A staggering 80% of the women polled, admitted to having someone there if their relationships were ever in trouble.
I imagine this is not just a women’s issue, but more a human issue. We will enter into relationships declaring our whole heart to someone, (I know this because I did it) committing our lives, time and future, essentially all that we are safe to share and know good and well we aren’t ready yet. We know that we have only revealed the best parts of us, even after a few years and we dare to take the relationship to the next level. What pain this will bring you! Ultimately, none of us want to be frauds or live a lie, but many of the pains of our lives have made it very comfortable for us to retreat to the person that seems most accepted in that particular moment. No one quite knows but us when we shift into that other guy or gal mode.
We smile and laugh the same, we still share in interesting exchanges and come across as very engaged, but something deep within us has checked out.
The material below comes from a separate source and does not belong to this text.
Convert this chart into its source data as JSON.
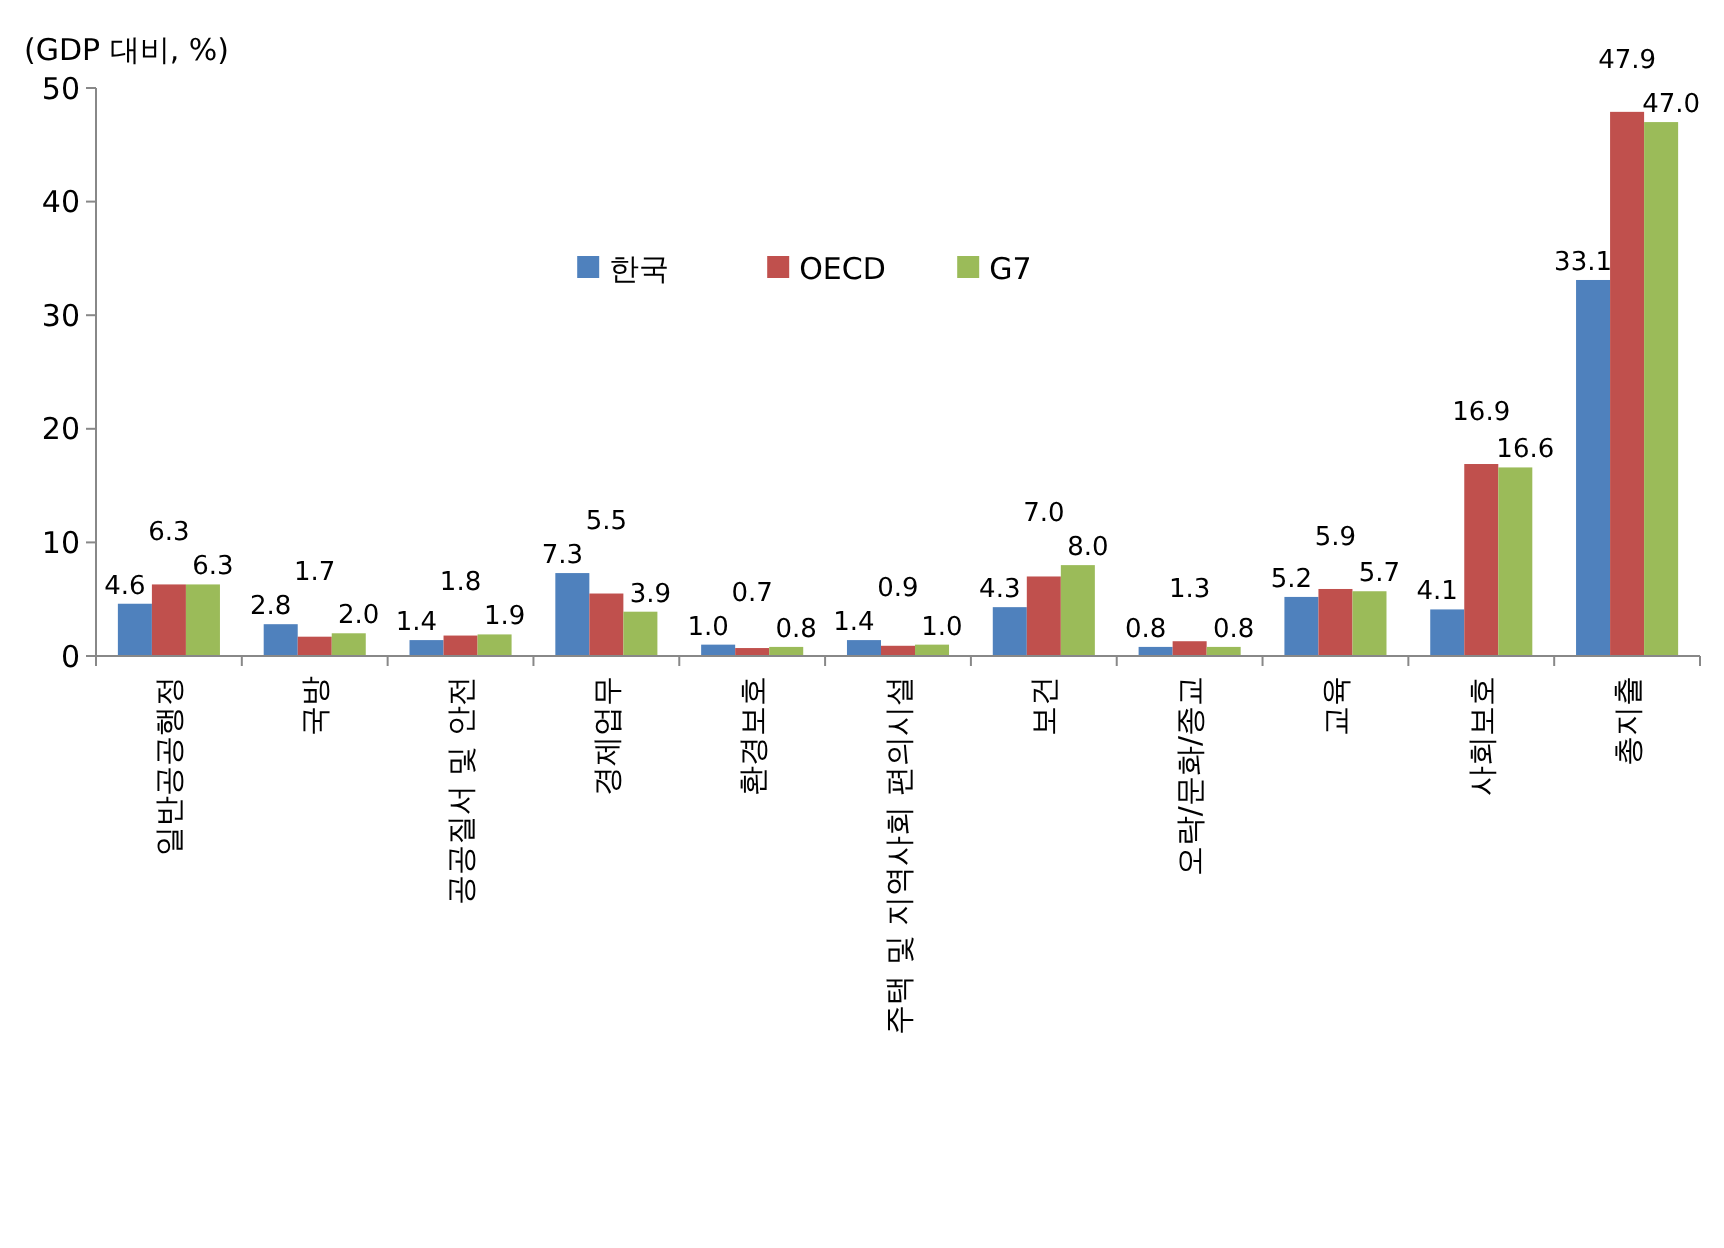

The familiar wall begins to rise and soon we’re projecting a limited version of who we are. “Plan B” is full effect at this time. For me it simply was easier to project this guy then to be explicitly open with the ones closest to me. My “Plan B” was my safety net and I had justified why I allowed it to exist, not realizing that it was suffocating those important relationships and my own personal growth.
Thankfully, as we continue to journey through life we find ourselves with opportunities to grow. These are typically the times when we have suffered a broken heart or some other type of tragedy. When we confess that we hurt, or that someone hurt us we can begin to own that pain and do something positive with it.
The pain is just the indicator, like a warning light on the dashboard of your car.
It’s our opportunity to heal by acknowledging the pain. It’s our opportunity to remove the walls that have effectively kept us watching life, versus doing life. Being afraid to tell someone who you really are is indeed a scary thing, but I have learned its scarier to live a life alone, a life alone with people all around you that are clueless to the real you. It’s time to step off the ledge my friends. Dare to believe that you can.